Vous insistez aussi sur la question des statistiques ethniques, pour l’instant refusées en France par une bonne partie de la classe politique. Là encore, selon vous, le débat est mal posé…

C’est le moins que l’on puisse dire ! Ce débat est à la fois perverti et largement grossi. Il est certes important, mais beaucoup moins fondamental que ce que l’on croit. Et il est perverti déjà dans les termes, car il s’agit de mesurer toutes sortes de choses mais pas du tout l’ethnicité ! C’est d’emblée, en le nommant ainsi, une manière de disqualifier une position. Personne ne demande un recensement de type ethnique. Il n’y a donc pas lieu de l’évoquer ! Ensuite, personne ou presque ne refuse qu’il y ait pour des groupes particuliers, sur la base d’initiatives qui peuvent être privées (un journal, une association, etc.), des études où une population se compte ou est comptée (avec son accord), et où l’on mesure en même temps les discriminations dont elle est victime.
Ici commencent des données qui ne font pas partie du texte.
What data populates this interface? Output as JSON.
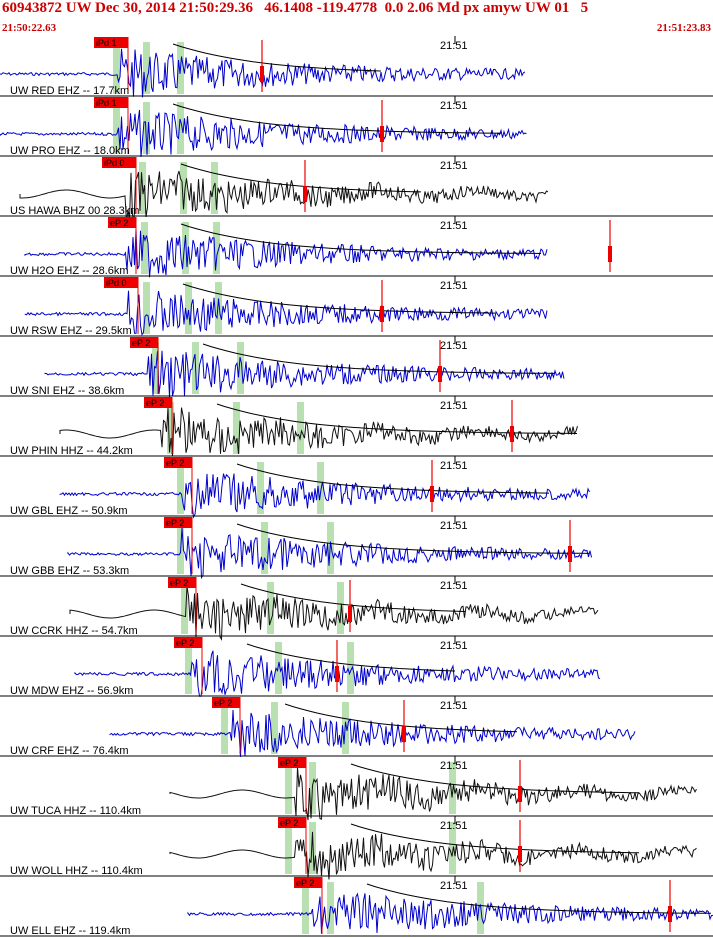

Des études ponctuelles et limitées ne font pas problème. Il y en a plein, d’ailleurs, que personne ne conteste dans leur existence en tout cas : sur les Juifs, sur les Noirs, sur les homosexuels… Je ne pense donc pas que le problème soit nul. Il existe mais est beaucoup plus limité qu’on le dit : le principal problème, selon moi, est de savoir si l’on peut avoir des études limitées sans avoir un référentiel général.